Of course this is not the whole story. Even as Fianna Fail marches forward, full of confidence, the original party of Irish capital North of the border, the Social Democratic and Labour Party, it slipping towards terminal decline. In part the Fianna Fail advance is to step into the breach that the SDLP is opening, in an attempt to stymie Sinn Fein and support a traditional nationalist party.

There are many problems with this scenario.  Why is the SDLP in decline at the time of greatest triumph for its policies?  If the St. Andrews settlement is so stable why is one of the outcomes the collapse of the nationalist party?

There is also a question. Why should the Southern capitalists care if the SDLP fade away and Sinn Fein continues its ascent? After all, Sinn Fein are by now a catholic party committed to operating in government coalition with the DUP and administering the British colony.

There appear to be a number of answers to this.  One is the potential instability of Sinn Fein.  It is a party that very much reflects its old militarist structure.  Standard answers to issues are worked out by the leadership and parroted by the lower ranks.  There is little of the political expertise that standard bourgeois parties have.  In addition Sinn Fein are the signatories of the St. Andrews deal and bound by a whole series of secret clauses to support the DUP majority.  The Sinn Fein mechanism for defence is to pretend that they are not in government – for example by protesting a deal about the use of land left from the Andersonstown barracks closure in Belfast while they negotiated the deal in the first place.  This is not a strategy that can last for long – even their own members are aware of the silence from the party while their DUP partners are involved in a scandal around land speculation and privatisation of facilities for the Giants Causeway. More recently the British tearing up the Patton report and retaining the protestant militia of the RUC full-time reserve, was met by fixed smiles from Sinn Fein representatives.

Secondly another by-product of the settlement has been an increasing sense of ‘free state’ 26 county nationalism in the south, and this makes it less likely that Fianna Fail will absorb Sinn Fein.  It is therefore logical to attack them in their northern stronghold as part of the task of seeing off any further Sinn Fein growth in the south.

The Fianna Fail government are launching a new round of privatisations and attacks on workers rights. They can’t afford to have Sinn Fein posturing as a left party, no matter how bogus such posturings are.

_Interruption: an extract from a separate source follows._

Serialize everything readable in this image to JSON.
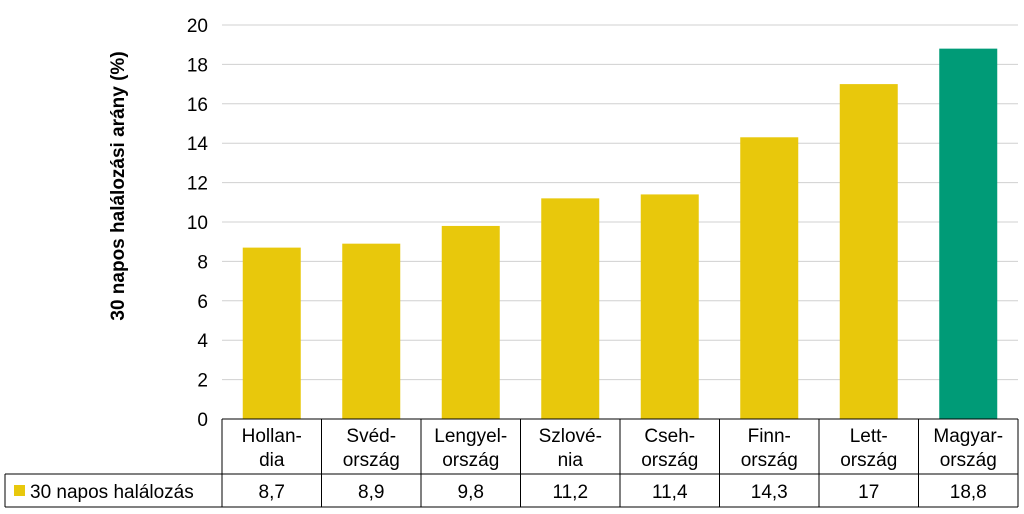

Yet southern capitalism is entering into unknown territory.  They declare that they will not stand for Westminster seats, but their allies in the SDLP declare confidently that they will find themselves doing so.  The SDLP are right. The logic of bourgeois politics is seats and influence, so if the plan to organise the North is successful we will see Fianna Fail MLAs and Westminster MPs administering a British colony and its sectarian structures. In the past they have patronised loyalist thugs, now they will find themselves face to face with Loyalism and its uncompromising demands for supremacy.

The SDLP in decline because of the unashamedly sectarian nature of the Northern settlement.  There is only room for one Catholic party in a settlement based on sectarian rights and, once Sinn Fein embraced the SDLP policy, it became the leading contender. Given Sinn Fein’s political weakness it may be possible to reverse the trend, but it is more likely to produce instability.

In any case unionism is itself evolving.  A significant layer in the Free Presbyterian church is edging Paisley out and a new fundamentalist political grouping is emerging under the leadership of Jim Allister, but at the same time the DUP is launching a unity offensive against the Unionist Party and leading figures are responding positively.  Why not? At heart unionism is simply a sectarian conspiracy best united and sharing out the spoils.

The new statelet is looking more and more like the old. A monolithic Protestant majority with a ginger group demanding that it be more reactionary facing a capitulationist nationalist minority, with the British working behind the scenes to lean on anyone who looks like upsetting the applecart.

This is the scenario that Fianna Fail are entering.  They may well hope that the national question is dead and buried.